Lebih lanjut norma hukum kita menegaskan bahwa orang yang dikonsultasikan, memberikan informasi dan mengungkapkan pandangan mereka secara “rahasia dan satu demi satu” (Kan.377§3). Artinya bahwa proses seleksi Uskup itu bersifat rahasia.
Term “rahasia” di sini menjadi penting sebab memiliki implikasi baik pastoral maupun yuridis. Karena bisa saja untuk menghindari intervensi dari pihak luar seperti “lobby-lobby” khusus dari para “tifosi” calon tertentu. Atau bisa saja untuk menghindari “kampanye-kampanye” terselubung dari adanya imam yang berambisi untuk menjadi Uskup.
Nunsius Apostolik kemudian menyusun daftar pendek dari tiga calon untuk penyelidikan lebih lanjut dan mencari informasi yang tepat tentang masing-masing dari mereka. Dia kemudian akan mengirimkan ke Tahta Suci sebuah daftar, yang dikenal sebagai “terna”, dengan nama dari tiga calon yang dinilai paling tepat untuk menjadi seorang Uskup.
Untuk kriteria kecakapan seorang calon Uskup dapat terbaca pada kan. 378§1: Selain berumur paling sekurang-kurangnya 35 tahun dan sekurang-kurangnya telah ditahbiskan menjadi imam, ia harus “unggul dalam iman, bermoral baik, saleh, perhatian pada jiwa-jiwa (zelus animarum), bijaksana, arif serta memiliki keutamaan-keutamaan manusiawi, sifat-sifat lain yang cocok untuk melaksanakan jabatan tersebut“.
Selain itu ia telah “memperoleh gelar doktor atau setidak-tidaknya lisensiat dalam Kitab Suci, teologi atau hukum kanonik dari lembaga pendidikan tinggi yang disahkan oleh Takhta Apostolik, atau sekurang-kurangnya ahli sungguh-sungguh dalam disiplin-disiplin itu”. Tapi sekali lagi bahwa penilaian definitif soal kecakapan calon ada pada Tahkta Apostolik (kan.378§2).
Langkah yang ketiga adalah Kongregasi di Kuria Roma yang bertanggung jawab atas penunjukan atau pemilihan seorang Uskup (Indonesia sebagai negara misi maka yang bertanggung jawab adalah Kongregasi Untuk Evangelisasi bangsa-Bangsa/Propaganda Fide) mempelajari semua dokumen yang diberikan oleh Nunsius atau Delegasi Apostolik.
Kongregasi (Propaganda Fide) bisa saja menerima atau bisa juga dapat menolak semua calon yang telah diusulkan dan meminta untuk menyiapkan daftar lain, atau meminta untuk memberikan lebih banyak informasi dan jelas tentang satu atau lebih calon imam yang telah diajukan.
Ketika Kongregasi memutuskan imam mana yang harus ditunjuk, Kongregasi menyajikan kesimpulan akhirnya kepada Paus dan meminta Paus untuk mengangkatnya.
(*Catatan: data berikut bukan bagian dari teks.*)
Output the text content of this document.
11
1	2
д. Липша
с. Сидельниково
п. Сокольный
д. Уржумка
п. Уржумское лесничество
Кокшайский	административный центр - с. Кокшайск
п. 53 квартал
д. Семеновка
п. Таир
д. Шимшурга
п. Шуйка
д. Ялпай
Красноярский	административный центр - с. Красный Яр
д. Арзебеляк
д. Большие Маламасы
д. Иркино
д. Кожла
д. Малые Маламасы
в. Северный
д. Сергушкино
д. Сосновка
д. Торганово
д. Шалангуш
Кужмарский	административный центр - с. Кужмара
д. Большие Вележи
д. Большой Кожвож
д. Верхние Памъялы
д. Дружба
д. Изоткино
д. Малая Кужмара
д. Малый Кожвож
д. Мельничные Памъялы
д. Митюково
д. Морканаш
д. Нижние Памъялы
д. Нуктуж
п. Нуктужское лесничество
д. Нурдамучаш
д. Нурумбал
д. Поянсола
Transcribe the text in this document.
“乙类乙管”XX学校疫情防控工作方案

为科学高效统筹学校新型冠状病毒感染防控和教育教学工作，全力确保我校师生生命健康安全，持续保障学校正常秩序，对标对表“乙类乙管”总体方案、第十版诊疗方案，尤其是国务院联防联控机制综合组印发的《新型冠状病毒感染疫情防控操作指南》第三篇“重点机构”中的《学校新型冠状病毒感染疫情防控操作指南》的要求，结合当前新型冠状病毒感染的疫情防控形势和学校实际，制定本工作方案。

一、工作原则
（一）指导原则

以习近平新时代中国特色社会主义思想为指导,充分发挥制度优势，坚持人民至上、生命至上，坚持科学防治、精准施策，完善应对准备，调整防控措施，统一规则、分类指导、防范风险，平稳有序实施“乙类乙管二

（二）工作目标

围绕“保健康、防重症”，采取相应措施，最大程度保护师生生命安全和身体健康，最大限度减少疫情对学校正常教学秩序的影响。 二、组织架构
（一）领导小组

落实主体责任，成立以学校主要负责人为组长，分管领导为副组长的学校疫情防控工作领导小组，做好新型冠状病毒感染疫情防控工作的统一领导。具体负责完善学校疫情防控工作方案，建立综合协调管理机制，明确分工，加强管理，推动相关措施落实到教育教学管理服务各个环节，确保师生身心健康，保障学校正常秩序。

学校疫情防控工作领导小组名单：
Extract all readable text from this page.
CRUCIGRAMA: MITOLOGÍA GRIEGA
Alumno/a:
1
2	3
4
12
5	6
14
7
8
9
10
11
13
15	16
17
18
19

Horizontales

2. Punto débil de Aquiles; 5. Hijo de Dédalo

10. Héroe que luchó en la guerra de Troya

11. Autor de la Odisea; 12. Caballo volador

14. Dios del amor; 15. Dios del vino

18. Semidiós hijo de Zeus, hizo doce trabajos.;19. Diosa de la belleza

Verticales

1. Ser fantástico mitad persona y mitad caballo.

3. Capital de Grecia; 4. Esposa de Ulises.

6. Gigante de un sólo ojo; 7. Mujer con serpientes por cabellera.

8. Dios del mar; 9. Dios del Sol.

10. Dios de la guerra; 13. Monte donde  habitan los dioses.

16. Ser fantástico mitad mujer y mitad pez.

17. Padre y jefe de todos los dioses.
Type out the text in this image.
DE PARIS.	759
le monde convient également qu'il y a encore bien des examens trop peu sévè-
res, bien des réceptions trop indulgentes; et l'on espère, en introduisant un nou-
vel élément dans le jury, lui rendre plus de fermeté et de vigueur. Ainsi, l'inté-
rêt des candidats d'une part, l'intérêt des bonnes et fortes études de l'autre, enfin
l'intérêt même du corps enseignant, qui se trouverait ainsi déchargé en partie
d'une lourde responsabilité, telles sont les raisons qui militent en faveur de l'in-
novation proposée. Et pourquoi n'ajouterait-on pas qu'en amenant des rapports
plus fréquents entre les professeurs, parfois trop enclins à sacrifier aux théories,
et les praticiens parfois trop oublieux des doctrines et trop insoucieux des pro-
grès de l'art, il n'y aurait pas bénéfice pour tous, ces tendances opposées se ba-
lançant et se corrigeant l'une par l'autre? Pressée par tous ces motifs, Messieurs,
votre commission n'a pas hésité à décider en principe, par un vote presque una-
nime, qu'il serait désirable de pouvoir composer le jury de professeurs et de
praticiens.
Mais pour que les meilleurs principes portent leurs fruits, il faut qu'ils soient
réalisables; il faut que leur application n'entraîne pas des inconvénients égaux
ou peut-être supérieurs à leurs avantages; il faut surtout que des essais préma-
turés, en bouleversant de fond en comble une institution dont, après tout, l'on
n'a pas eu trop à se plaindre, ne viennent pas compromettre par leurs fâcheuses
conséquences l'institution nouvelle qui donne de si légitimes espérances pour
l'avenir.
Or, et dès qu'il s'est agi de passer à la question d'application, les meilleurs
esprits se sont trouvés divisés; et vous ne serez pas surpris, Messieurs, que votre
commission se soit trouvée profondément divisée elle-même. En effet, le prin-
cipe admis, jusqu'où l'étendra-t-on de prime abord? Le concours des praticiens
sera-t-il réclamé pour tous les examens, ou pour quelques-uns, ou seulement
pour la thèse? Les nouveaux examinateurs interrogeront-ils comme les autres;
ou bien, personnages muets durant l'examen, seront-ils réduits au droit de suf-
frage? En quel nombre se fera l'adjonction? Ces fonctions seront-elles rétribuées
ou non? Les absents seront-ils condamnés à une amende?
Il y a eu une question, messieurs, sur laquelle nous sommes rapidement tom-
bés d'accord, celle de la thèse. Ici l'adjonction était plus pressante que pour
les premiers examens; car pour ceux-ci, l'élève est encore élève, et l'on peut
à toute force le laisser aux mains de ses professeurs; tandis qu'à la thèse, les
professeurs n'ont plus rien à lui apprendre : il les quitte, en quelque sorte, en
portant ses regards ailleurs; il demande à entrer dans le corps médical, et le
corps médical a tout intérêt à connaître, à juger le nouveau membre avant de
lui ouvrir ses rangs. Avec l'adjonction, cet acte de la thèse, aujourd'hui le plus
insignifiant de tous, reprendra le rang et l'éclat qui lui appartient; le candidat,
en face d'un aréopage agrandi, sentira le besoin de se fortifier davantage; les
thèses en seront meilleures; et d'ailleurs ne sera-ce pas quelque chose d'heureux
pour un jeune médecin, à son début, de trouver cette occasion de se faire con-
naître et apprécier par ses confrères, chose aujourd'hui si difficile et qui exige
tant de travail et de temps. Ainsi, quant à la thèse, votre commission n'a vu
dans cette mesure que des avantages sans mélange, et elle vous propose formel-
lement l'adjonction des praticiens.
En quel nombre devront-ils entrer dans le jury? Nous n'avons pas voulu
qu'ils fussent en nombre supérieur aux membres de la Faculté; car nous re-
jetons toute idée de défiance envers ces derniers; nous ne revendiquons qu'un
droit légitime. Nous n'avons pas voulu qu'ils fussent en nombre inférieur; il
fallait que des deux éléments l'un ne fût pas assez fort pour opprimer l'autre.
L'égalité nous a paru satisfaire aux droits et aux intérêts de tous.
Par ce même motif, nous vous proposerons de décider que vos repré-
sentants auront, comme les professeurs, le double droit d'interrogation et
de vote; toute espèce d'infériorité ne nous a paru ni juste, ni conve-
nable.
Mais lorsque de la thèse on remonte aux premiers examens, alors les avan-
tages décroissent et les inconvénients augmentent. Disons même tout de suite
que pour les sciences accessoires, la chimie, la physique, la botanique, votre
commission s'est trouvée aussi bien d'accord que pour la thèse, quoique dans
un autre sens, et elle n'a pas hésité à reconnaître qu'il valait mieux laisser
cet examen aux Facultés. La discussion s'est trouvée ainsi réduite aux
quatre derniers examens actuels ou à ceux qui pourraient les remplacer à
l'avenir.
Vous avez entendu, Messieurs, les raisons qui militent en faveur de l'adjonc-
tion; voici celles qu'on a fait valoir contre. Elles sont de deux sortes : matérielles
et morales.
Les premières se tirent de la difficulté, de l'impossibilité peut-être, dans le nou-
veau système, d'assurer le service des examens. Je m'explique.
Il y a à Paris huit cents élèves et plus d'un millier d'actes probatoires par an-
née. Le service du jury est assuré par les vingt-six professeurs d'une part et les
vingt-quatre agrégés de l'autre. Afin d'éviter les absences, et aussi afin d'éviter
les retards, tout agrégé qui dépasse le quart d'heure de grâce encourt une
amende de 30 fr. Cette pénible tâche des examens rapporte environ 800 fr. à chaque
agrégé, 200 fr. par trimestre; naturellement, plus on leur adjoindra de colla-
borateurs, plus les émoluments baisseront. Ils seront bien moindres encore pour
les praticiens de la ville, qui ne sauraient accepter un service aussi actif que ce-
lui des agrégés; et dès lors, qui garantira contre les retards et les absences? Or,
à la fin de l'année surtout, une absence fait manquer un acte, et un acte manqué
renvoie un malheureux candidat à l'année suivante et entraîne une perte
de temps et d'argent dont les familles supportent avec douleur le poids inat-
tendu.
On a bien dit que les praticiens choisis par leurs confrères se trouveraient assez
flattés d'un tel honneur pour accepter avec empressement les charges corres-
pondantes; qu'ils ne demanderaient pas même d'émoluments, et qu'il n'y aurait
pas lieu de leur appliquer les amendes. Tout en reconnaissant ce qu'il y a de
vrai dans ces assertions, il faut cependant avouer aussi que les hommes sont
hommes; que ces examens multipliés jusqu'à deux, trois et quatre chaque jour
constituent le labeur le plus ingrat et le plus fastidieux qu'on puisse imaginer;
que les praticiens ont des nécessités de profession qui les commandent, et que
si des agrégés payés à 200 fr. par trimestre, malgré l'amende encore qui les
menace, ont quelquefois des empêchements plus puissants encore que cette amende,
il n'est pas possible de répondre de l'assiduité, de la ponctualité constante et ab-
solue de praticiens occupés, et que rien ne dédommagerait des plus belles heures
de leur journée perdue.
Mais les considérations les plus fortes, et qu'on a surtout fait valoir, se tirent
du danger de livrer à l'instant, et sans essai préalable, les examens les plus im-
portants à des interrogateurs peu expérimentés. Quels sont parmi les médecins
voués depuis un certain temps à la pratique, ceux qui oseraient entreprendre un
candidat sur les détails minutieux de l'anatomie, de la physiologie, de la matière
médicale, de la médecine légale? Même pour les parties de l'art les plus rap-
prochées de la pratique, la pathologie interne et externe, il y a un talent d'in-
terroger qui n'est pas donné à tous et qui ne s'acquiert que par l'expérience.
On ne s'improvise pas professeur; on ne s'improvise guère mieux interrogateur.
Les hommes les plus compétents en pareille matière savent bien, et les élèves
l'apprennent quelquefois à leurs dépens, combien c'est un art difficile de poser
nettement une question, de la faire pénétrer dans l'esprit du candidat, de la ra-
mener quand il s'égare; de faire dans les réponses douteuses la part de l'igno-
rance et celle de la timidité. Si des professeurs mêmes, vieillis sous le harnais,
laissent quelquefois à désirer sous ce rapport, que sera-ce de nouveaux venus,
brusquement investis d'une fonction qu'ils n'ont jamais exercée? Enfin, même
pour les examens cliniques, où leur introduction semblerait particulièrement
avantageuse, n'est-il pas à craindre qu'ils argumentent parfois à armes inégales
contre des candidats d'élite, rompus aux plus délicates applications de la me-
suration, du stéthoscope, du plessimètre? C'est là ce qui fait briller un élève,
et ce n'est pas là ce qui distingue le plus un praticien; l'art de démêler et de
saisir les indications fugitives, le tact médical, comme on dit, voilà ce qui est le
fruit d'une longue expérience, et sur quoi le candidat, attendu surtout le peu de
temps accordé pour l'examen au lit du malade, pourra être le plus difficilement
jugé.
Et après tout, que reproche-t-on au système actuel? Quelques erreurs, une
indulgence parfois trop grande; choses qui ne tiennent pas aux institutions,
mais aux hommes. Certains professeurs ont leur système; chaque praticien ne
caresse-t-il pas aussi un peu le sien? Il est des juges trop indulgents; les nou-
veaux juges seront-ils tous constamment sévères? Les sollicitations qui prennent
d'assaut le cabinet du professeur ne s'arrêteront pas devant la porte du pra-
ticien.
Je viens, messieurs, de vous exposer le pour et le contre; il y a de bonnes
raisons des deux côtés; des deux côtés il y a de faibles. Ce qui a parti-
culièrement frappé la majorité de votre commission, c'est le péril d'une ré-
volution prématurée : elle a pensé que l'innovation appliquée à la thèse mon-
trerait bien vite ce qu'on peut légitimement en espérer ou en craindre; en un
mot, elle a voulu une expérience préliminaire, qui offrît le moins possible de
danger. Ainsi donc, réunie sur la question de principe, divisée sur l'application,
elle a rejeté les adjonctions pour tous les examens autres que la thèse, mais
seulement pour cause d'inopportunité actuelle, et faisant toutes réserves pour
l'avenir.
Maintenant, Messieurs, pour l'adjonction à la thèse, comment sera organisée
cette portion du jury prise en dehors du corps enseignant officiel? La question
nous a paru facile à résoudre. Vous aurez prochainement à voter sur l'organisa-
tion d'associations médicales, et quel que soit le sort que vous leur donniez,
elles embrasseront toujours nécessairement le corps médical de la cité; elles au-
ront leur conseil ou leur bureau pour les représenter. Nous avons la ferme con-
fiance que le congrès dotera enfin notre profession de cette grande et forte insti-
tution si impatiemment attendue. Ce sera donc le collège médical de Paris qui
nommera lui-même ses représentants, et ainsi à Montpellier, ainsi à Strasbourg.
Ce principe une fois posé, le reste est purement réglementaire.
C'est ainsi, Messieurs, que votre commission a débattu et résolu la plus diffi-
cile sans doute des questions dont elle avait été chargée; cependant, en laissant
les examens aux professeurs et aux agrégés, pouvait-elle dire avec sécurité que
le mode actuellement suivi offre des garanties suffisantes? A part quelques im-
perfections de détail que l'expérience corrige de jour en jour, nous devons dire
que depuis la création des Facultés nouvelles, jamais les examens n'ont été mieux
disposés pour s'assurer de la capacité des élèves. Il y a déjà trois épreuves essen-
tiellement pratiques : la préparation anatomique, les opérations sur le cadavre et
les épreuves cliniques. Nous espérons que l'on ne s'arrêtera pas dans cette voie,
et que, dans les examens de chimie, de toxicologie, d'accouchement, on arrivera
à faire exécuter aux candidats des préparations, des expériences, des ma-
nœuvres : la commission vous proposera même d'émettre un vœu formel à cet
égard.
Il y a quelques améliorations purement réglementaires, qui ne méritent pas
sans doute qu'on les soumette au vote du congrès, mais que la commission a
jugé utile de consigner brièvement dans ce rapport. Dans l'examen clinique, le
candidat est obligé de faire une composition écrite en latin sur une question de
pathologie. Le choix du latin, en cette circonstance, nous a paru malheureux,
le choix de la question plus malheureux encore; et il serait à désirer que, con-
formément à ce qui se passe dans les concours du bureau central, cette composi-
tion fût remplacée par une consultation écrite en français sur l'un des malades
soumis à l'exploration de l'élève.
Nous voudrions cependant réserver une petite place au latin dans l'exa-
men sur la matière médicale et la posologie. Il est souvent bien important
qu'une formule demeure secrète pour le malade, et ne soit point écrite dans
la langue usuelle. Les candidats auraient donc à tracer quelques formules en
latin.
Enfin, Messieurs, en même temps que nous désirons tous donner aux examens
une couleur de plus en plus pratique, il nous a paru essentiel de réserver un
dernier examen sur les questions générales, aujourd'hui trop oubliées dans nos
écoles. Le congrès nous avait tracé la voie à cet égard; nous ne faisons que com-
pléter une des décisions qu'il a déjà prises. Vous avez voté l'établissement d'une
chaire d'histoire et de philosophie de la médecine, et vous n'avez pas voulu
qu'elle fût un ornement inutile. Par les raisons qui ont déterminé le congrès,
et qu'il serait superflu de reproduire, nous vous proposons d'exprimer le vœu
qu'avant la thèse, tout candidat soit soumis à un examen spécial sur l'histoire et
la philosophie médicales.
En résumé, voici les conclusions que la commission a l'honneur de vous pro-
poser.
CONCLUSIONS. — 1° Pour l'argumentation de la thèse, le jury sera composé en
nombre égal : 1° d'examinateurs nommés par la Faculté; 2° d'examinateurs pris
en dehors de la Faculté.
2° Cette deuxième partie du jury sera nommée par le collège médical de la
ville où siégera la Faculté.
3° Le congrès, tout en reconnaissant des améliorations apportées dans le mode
Jika Paus setuju, pemilihan oleh Paus dikomunikasikan kepada Nunsius atau Delegasi Apostolik untuk mendapatkan persetujuan dari imam yang bersangkutan atas pengangkatannya dan untuk memilih tanggal diumumkannya.
Tapi bisa saja Paus meminta nama lain dari yang direkomendasikan atau memilih dengan bebas diluar nama-nama yang telah diusulkan itu. Proses untuk sampai pada kesimpulan akhir biasanya membutuhkan waktu cukup lama, sekurang-kurang sembilan bulan atau dalam beberapa kasus bahkan sampai dua tahun.
Menutup ulasan singkat ini dengan sebuah kutipan dari kan.377§1: “Para Uskup diangkat dengan bebas oleh Paus, atau mereka yang terpilih secara legitim dikukuhkan olehnya”.